MOOCs are incredibly useful to enterprises seeking to upskill staff. Switched on enterprises will also give employees study time in which to pursue study, enabling self-development in order to boost staff retention.

 

Flexibility is part of the attraction. Announcing its MSc Computer Science MOOC in 2014, Nelson Baker, Georgia Tech’s dean of professional education observed, “Almost every student enrolled this spring is also working full time, something that would be extremely difficult to do in a traditional program.”

 

To help boost completion, many MOOC courses use gamification techniques to make them more compelling, designed to guide learners through the process.

 

Good for business

 

What’s critical is that enterprises of any size can make use of the course creation and course design intelligence inside MOOC development to help guide them in the design of their own eLearning solutions.

 

Enterprises can create their own branded MOOCs for a range of scenarios: New employee orientation?
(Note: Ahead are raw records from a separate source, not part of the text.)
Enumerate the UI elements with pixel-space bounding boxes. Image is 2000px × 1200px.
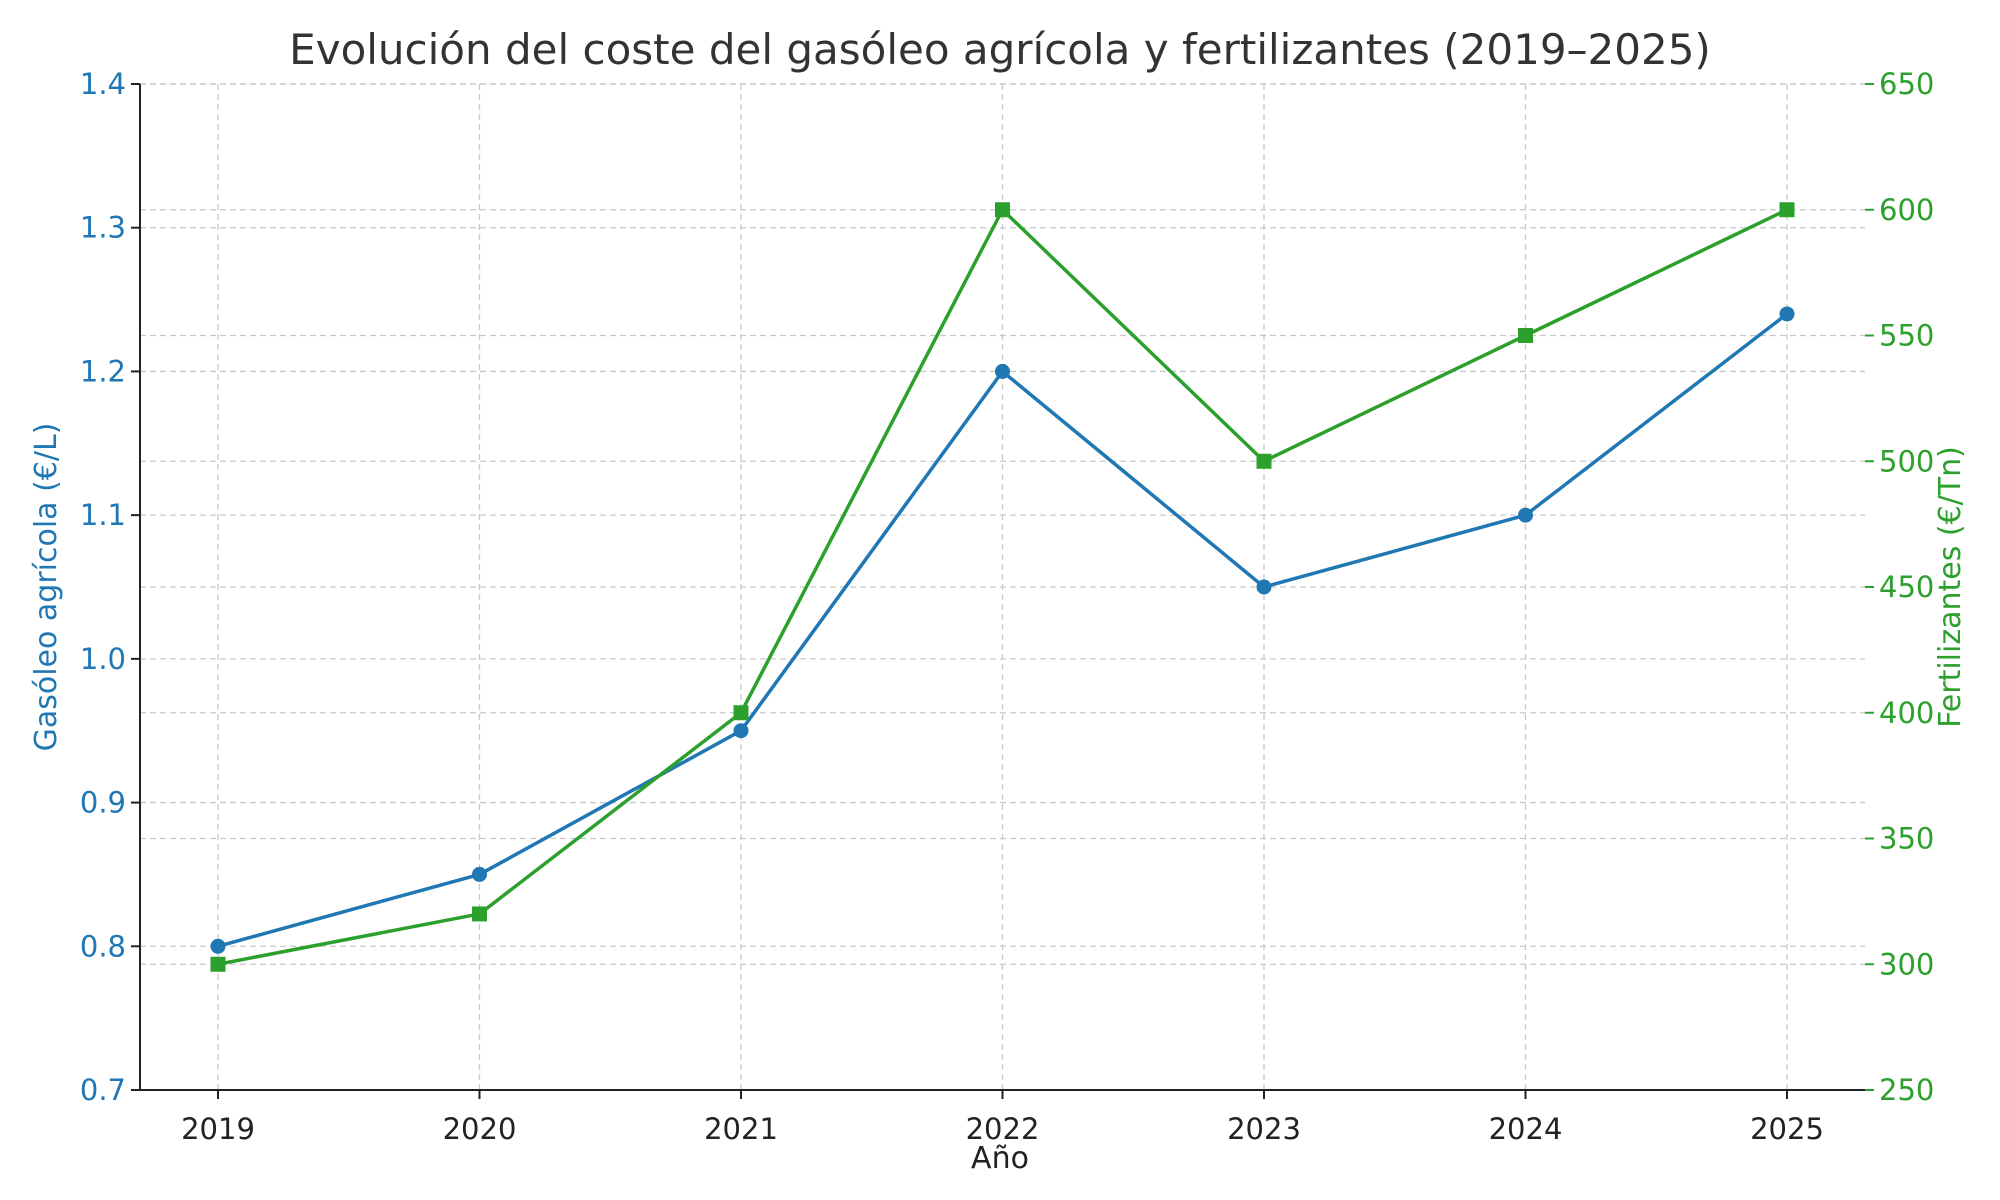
x-tick-label: 2023 <box>1227 1112 1301 1146</box>
y-left-tick-label: 1.4 <box>80 67 126 101</box>
y-left-tick-label: 1.3 <box>80 211 126 245</box>
x-tick-label: 2019 <box>181 1112 255 1146</box>
x-axis-label: Año <box>971 1141 1029 1176</box>
y-right-tick-label: 350 <box>1879 822 1934 856</box>
y-right-tick-label: 450 <box>1879 570 1934 604</box>
series-layer <box>210 202 1795 972</box>
series-1-point <box>1779 306 1795 322</box>
series-2-point <box>733 705 749 721</box>
grid <box>140 83 1865 1091</box>
x-tick-label: 2025 <box>1750 1112 1824 1146</box>
series-2-point <box>995 202 1010 218</box>
series-2-point <box>1518 328 1533 343</box>
x-tick-label: 2024 <box>1489 1112 1563 1146</box>
y-right-tick-label: 300 <box>1879 947 1934 981</box>
series-1-point <box>733 723 749 739</box>
series-1-point <box>995 363 1010 379</box>
y-axis-label-left: Gasóleo agrícola (€/L) <box>29 423 64 752</box>
y-left-tick-label: 0.8 <box>80 929 126 963</box>
series-1-point <box>1518 507 1533 523</box>
y-right-tick-label: 600 <box>1879 193 1934 227</box>
series-2-point <box>1779 202 1795 218</box>
series-1-point <box>472 866 487 882</box>
axes <box>131 83 1874 1099</box>
y-right-tick-label: 250 <box>1879 1073 1934 1107</box>
series-2-point <box>472 906 487 922</box>
chart-title: Evolución del coste del gasóleo agrícola… <box>289 25 1711 74</box>
x-tick-label: 2021 <box>704 1112 778 1146</box>
y-left-tick-label: 0.7 <box>80 1073 126 1107</box>
y-left-tick-label: 1.1 <box>80 498 126 532</box>
y-axis-label-right: Fertilizantes (€/Tn) <box>1933 446 1968 728</box>
series-1-point <box>1256 579 1272 595</box>
series-2-point <box>210 956 226 972</box>
series-2-point <box>1256 453 1272 469</box>
y-left-tick-label: 1.0 <box>80 642 126 676</box>
x-tick-label: 2022 <box>966 1112 1040 1146</box>
y-left-tick-label: 1.2 <box>80 354 126 388</box>
y-right-tick-label: 650 <box>1879 67 1934 101</box>
y-right-tick-label: 500 <box>1879 444 1934 478</box>
y-left-tick-label: 0.9 <box>80 786 126 820</box>
x-tick-label: 2020 <box>443 1112 517 1146</box>
y-right-tick-label: 400 <box>1879 696 1934 730</box>
series-1-point <box>210 938 226 954</box>
y-right-tick-label: 550 <box>1879 319 1934 353</box>
tick-labels: 2019 2020 2021 2022 2023 2024 2025 0.7 0.8 0.9 1.0… <box>80 67 1934 1146</box>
Management training? Learning to use new systems? In each case the principle of gamified MOOC design should help deliver compelling training courses for your enterprise (and data analytics should help you maintain and improve courses over time).

 

One great example saw a bespoke MOOC replace McAfee’s cumbersome 120-hour internally developed sales training course. Not only did the self-paced nature of the new course fit better into new hire schedules, but it also significantly increased sales (up $500,000, allegedly).

 

There’s potential beyond internal training. Khan Academy and Bank of America created a series of customer focused money management guides in MOOC form – it is possible you can identify synergistic training and educational customer-focused MOOCs your enterprise could provide, fostering strong relationships and enabling customer loyalty.

 

There is no doubt MOOCs are part of eLearning delivery. A Future Workplace survey revealed 70 percent of respondents said they saw opportunities to integrate MOOCs into their own company’s learning programs. Perhaps you should consider the potential for your enterprise, too.